Im Sportunterricht umfasst das kompetente Sozialverhalten zwei Bereiche:
1. Soziale Kompetenzen, die das Unterrichts- und Klassenklima mitbestimmen
zum Beispiel
2. Nutzung und Umsetzung von Methoden des kooperativen Lernens bei der Erarbeitung themenspezifischer Bewegungsinhalte
Diese beiden Bereiche werden unabhängig von einander bewertet und fließen in die Gesamtnote mit ein. Darüber hinaus gibt es einen dritten Bereich – die Präsentation der Leistung - , der ebenfalls die Gesamtnote beeinflusst.
Allen Schülern werden rechtzeitig zu Beginn einer Sporteinheit sowohl der Zeitpunkt der Leistungsüberprüfung, als auch die Inhalte bekannt gegeben. Bewährt haben sich dafür Transparenzpapiere, die den Schülern ausgeteilt werden.
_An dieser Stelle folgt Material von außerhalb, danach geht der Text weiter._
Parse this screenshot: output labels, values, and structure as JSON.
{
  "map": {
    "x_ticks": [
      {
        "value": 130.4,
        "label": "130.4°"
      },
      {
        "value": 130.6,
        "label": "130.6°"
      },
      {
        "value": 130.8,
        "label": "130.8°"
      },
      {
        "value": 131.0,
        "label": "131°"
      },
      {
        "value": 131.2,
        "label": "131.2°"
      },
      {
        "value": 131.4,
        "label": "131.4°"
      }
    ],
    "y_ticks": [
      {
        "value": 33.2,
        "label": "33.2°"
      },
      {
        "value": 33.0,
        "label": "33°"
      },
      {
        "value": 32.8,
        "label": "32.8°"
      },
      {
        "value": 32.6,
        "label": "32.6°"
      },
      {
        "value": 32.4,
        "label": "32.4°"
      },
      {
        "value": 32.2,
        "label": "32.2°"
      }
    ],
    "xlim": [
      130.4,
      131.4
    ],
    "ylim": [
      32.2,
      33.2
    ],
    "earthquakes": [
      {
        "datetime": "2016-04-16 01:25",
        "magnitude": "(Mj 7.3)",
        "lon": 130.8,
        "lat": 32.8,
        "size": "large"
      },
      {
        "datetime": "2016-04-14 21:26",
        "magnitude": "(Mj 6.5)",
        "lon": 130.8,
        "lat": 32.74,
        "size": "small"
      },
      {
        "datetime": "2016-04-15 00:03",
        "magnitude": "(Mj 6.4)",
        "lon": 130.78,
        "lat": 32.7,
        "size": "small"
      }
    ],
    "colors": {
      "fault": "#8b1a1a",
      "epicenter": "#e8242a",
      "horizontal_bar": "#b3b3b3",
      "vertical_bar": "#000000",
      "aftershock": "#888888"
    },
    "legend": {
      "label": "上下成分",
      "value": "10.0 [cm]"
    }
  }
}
Die Schüler werden nach objektiven (die Leistung selbst), sozialen (Sozialverhalten während der Unterrichtseinheit) und relativen (Leistungsverbesserung) Kriterien bewertet. Innerhalb des kompetenten Sozialverhaltens erhalten die einzelnen Schüler auch durch eine Fremdbeurteilung bzw. Fremdbeobachtung eine Rückmeldung über die eigenen Leistungsfortschritte.
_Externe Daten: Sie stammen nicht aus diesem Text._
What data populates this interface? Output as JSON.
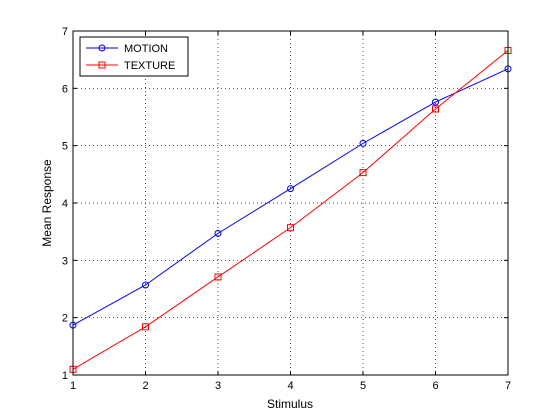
{
  "chart_data": {
    "type": "line",
    "title": "",
    "xlabel": "Stimulus",
    "ylabel": "Mean Response",
    "xlim": [
      1,
      7
    ],
    "ylim": [
      1,
      7
    ],
    "xticks": [
      1,
      2,
      3,
      4,
      5,
      6,
      7
    ],
    "yticks": [
      1,
      2,
      3,
      4,
      5,
      6,
      7
    ],
    "grid": true,
    "legend_position": "top-left",
    "x": [
      1,
      2,
      3,
      4,
      5,
      6,
      7
    ],
    "series": [
      {
        "name": "MOTION",
        "values": [
          1.87,
          2.57,
          3.47,
          4.25,
          5.04,
          5.76,
          6.34
        ],
        "color": "#0000ff",
        "marker": "circle"
      },
      {
        "name": "TEXTURE",
        "values": [
          1.1,
          1.84,
          2.71,
          3.57,
          4.53,
          5.64,
          6.66
        ],
        "color": "#ff0000",
        "marker": "square"
      }
    ]
  }
}
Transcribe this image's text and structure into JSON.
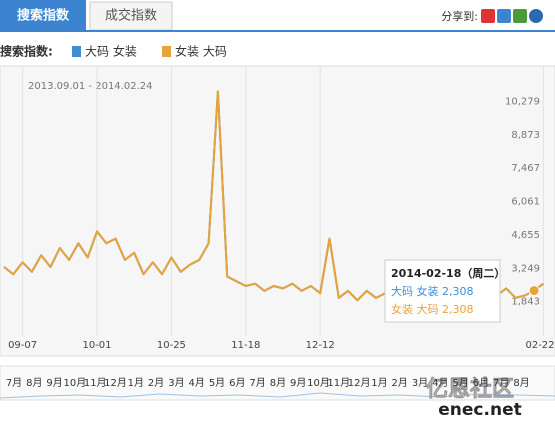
{
  "tabs": [
    "搜索指数",
    "成交指数"
  ],
  "share_label": "分享到:",
  "chart_data": {
    "type": "line",
    "title": "搜索指数:",
    "subtitle": "2013.09.01 - 2014.02.24",
    "categories": [
      null,
      null,
      "09-07",
      null,
      null,
      null,
      null,
      null,
      null,
      null,
      "10-01",
      null,
      null,
      null,
      null,
      null,
      null,
      null,
      "10-25",
      null,
      null,
      null,
      null,
      null,
      null,
      null,
      "11-18",
      null,
      null,
      null,
      null,
      null,
      null,
      null,
      "12-12",
      null,
      null,
      null,
      null,
      null,
      null,
      null,
      null,
      null,
      null,
      null,
      null,
      null,
      null,
      null,
      null,
      null,
      null,
      null,
      null,
      null,
      null,
      null,
      "02-22"
    ],
    "series": [
      {
        "name": "大码 女装",
        "color": "#3e8fd6",
        "values": [
          3300,
          3000,
          3500,
          3100,
          3800,
          3300,
          4100,
          3600,
          4300,
          3700,
          4800,
          4300,
          4500,
          3600,
          3900,
          3000,
          3500,
          3000,
          3700,
          3100,
          3400,
          3600,
          4300,
          10700,
          2900,
          2700,
          2500,
          2600,
          2300,
          2500,
          2400,
          2600,
          2300,
          2500,
          2200,
          4500,
          2000,
          2300,
          1900,
          2300,
          2000,
          2200,
          2100,
          2300,
          2000,
          2400,
          2100,
          2300,
          1900,
          2200,
          2400,
          2000,
          2300,
          2100,
          2400,
          2000,
          2100,
          2308,
          2600
        ]
      },
      {
        "name": "女装 大码",
        "color": "#e8a33a",
        "values": [
          3300,
          3000,
          3500,
          3100,
          3800,
          3300,
          4100,
          3600,
          4300,
          3700,
          4800,
          4300,
          4500,
          3600,
          3900,
          3000,
          3500,
          3000,
          3700,
          3100,
          3400,
          3600,
          4300,
          10700,
          2900,
          2700,
          2500,
          2600,
          2300,
          2500,
          2400,
          2600,
          2300,
          2500,
          2200,
          4500,
          2000,
          2300,
          1900,
          2300,
          2000,
          2200,
          2100,
          2300,
          2000,
          2400,
          2100,
          2300,
          1900,
          2200,
          2400,
          2000,
          2300,
          2100,
          2400,
          2000,
          2100,
          2308,
          2600
        ]
      }
    ],
    "ylim": [
      437,
      11685
    ],
    "yticks": [
      {
        "value": 1843,
        "label": "1,843"
      },
      {
        "value": 3249,
        "label": "3,249"
      },
      {
        "value": 4655,
        "label": "4,655"
      },
      {
        "value": 6061,
        "label": "6,061"
      },
      {
        "value": 7467,
        "label": "7,467"
      },
      {
        "value": 8873,
        "label": "8,873"
      },
      {
        "value": 10279,
        "label": "10,279"
      }
    ],
    "grid": false,
    "tooltip": {
      "date": "2014-02-18（周二）",
      "entries": [
        "大码 女装 2,308",
        "女装 大码 2,308"
      ]
    }
  },
  "overview_months": [
    "7月",
    "8月",
    "9月",
    "10月",
    "11月",
    "12月",
    "1月",
    "2月",
    "3月",
    "4月",
    "5月",
    "6月",
    "7月",
    "8月",
    "9月",
    "10月",
    "11月",
    "12月",
    "1月",
    "2月",
    "3月",
    "4月",
    "5月",
    "6月",
    "7月",
    "8月"
  ],
  "watermark": {
    "text": "亿恩社区",
    "url": "enec.net"
  }
}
Dies geschieht nach folgendem Prinzip: Jedem Schüler wird per Zufall ein anderer Schüler „zugeteilt“. Für bestimmte Unterrichtseinheiten (z.B. Handballspiel über das ganze Feld mit einer kompletten Mannschaft) wird ein Beurteilungsbogen entworfen, der sowohl die erlernten Bewegungselemente (Drippeln, Passen, Fangen usw.) als auch soziale Verhaltensmuster (Ball abgeben, Fairness, Regelanerkennung usw.) enthält.
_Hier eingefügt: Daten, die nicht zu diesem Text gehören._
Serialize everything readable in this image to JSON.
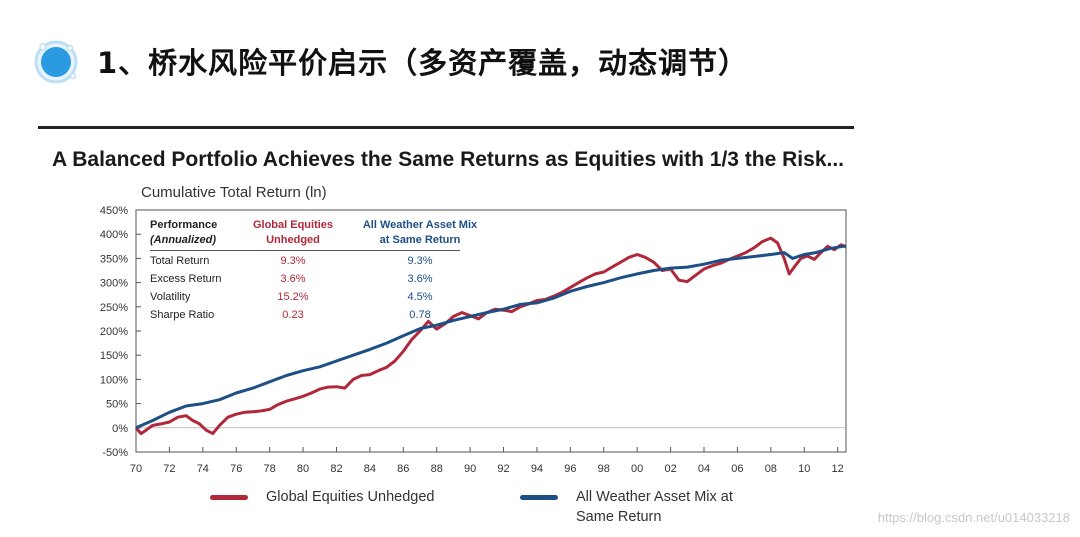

Der zugeteilte Schüler beobachtet vom Rand das Spiel und notiert (durch Striche) das Gesehene. Danach wird das Beobachtete mit den Spielern besprochen. Anschließend wird gewechselt.
Darüber hinaus ist es auch wichtig, die Selbsteinschätzung zu fördern. Der Einsatz von Selbsteinschätzungsbogen hat das Ziel zu lernen, die eigene Leistung realistisch zu beurteilen. Die Bögen werden ausgewertet und mit den Schülern besprochen.